Sexually active women are in danger of two things: sexually transmitted diseases and pregnancy.

“I think the job is even more on us to make sure that we can prevent pregnancy. Right now, there are things that we can do that can forestall that or make sure that we can prevent unwanted pregnancies,” said  Women’s Resource Center program coordinator Malkia Hutchinson.

“I don’t want it to be a burden for women to think of these things. I want them to know that they have options out there.”

The WRC hosted its first Gender Talk since Spring Break on Wednesday. This week’s topic revolved around contraceptives, birth control and the issue of consent when it comes to sexual activity.

Gender Talks are held weekly in the WRC, Room 279A of the University Center. The talks, which are open to both men and women, are designed as a safe space to discuss gender and female-related issues. Talks in the past few weeks have ranged from everything from interracial relationships and revenge porn to “Fifty Shades of Grey” and this week’s talk, which discussed how to have safer sex.

“We usually just talk about whatever is in the news, the media, sometimes if there’s nothing really going on we have a standard topic. But if there’s something major that happens, we focus more on that,” said history senior Lyndsie Harris.

“I like that women can get together … and men sometimes, too … we can all converse, it’s good to talk about topics that affect women and both genders.”

Hutchinson led the talk as she discussed different forms of birth control such as copper intrauterine devices, cervical caps, diaphragms and hormonal medications, shots and implants.

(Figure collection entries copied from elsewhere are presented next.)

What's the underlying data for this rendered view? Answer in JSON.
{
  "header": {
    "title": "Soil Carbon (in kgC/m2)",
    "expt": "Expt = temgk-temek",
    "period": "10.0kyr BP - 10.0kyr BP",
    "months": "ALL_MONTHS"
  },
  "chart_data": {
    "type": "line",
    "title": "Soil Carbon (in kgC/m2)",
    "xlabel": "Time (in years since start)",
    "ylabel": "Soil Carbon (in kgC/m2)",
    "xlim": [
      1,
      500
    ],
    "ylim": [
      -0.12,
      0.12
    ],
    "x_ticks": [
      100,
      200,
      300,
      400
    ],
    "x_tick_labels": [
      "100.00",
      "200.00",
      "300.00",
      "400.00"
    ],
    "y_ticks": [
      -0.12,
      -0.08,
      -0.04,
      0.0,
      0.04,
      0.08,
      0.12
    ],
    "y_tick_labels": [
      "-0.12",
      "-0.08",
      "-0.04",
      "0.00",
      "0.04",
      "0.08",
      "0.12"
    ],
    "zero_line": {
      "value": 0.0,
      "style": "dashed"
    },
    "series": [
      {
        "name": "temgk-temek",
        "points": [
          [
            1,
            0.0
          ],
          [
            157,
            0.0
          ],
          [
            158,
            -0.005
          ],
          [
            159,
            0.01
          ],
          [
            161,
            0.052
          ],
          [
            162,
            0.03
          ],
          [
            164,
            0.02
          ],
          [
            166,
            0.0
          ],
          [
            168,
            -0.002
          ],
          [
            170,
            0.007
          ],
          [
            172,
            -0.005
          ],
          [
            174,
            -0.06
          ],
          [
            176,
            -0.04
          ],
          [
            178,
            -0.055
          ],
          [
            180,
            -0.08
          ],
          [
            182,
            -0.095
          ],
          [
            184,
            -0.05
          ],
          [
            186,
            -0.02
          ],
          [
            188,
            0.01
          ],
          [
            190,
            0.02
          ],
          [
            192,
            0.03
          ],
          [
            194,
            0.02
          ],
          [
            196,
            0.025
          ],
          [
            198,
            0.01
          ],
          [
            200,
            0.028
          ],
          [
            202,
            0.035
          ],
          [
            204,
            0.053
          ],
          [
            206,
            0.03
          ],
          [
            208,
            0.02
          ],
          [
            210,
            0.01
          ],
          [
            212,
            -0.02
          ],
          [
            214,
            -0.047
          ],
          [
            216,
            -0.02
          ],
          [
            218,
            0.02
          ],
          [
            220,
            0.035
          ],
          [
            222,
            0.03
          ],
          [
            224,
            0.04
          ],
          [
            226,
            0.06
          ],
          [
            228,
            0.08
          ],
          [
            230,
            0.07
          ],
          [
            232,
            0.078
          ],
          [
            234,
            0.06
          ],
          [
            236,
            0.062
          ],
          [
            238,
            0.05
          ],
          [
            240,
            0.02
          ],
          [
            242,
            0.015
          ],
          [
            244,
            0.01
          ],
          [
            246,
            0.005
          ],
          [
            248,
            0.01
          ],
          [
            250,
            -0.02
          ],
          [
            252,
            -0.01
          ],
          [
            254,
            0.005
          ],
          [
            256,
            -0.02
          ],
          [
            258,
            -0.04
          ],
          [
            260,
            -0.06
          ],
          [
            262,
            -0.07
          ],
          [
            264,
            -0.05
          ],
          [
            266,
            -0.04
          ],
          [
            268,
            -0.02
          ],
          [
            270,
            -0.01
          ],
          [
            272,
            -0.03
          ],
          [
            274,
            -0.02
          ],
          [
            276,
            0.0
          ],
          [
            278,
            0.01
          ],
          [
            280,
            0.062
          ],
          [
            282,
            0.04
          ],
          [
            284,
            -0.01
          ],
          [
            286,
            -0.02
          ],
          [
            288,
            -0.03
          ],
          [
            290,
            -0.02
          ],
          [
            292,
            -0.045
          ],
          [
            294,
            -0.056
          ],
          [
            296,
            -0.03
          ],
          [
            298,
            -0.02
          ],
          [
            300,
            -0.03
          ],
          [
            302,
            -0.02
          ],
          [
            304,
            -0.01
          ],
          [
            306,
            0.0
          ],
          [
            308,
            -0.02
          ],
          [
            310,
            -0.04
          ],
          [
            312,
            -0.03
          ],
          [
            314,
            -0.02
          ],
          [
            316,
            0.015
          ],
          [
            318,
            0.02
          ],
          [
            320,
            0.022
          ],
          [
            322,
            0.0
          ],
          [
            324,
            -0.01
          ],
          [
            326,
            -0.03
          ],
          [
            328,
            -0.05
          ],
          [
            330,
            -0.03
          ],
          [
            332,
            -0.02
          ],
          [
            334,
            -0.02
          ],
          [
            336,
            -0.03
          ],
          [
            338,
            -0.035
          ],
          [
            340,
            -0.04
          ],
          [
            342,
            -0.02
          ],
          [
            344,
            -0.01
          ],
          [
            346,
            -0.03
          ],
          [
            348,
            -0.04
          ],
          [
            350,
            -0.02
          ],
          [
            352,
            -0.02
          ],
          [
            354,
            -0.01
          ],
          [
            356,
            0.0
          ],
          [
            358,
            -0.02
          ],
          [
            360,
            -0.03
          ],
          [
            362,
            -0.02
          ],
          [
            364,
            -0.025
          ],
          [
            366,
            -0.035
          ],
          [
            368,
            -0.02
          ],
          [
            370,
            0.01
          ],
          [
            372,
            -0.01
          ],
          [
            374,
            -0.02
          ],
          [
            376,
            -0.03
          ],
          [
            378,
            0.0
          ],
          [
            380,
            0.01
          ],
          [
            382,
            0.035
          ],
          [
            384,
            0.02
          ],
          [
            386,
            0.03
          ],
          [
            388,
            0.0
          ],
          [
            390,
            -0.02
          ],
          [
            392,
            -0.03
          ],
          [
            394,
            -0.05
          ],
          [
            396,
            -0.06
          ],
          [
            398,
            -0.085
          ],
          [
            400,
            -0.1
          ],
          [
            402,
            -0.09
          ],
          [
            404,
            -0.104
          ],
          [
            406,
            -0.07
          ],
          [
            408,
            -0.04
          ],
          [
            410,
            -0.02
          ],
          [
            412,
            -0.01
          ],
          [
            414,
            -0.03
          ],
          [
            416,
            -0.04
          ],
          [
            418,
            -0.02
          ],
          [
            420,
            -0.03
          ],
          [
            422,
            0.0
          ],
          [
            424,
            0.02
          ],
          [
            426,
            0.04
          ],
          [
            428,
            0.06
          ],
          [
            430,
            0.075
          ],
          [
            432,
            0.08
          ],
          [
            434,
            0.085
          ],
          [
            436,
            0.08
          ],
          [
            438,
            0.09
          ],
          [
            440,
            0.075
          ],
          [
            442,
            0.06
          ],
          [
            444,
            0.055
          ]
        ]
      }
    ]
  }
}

She explained how each method is inserted, how it is possible to obtain them and their advantages and disadvantages. Proper usage of both female and male condoms was also shown.

With recent losses in funding of family planning clinics and more and more laws coming up to shorten the window of time in which abortions can be held, if they can be held at all, Hutchinson believes it is important to know about safe sex.

In the wake of the recent Steubenville rape case that is setting the media on fire, the issue of consent during sexual intercourse was also brought up. Exactly what consent means was discussed, as was the concept of rape culture or the thought that modern society dismisses, or is even accepting of, sexual assault.

“I think it’s important for specifically women to have a space where they can go to to speak up about things, talk about things that may not be open to talk about in either their friend groups or in relationships at home with their families,” Hutchinson said.

“I like the idea of having different topics to talk about each week so that … maybe if you have friends who are not like-minded, or if you’re feeling kind of like you have no other support … things like this give people the space to (receive help).”

In the weeks to come, the WRC will be hosting more Gender Talks as well as a Salary Negotiation Workshop on April 5, where women can learn how to negotiate for equal pay with their male colleagues. The center will also be presenting The Vagina Monologues, a play exploring women’s issues and sexuality, on April 19.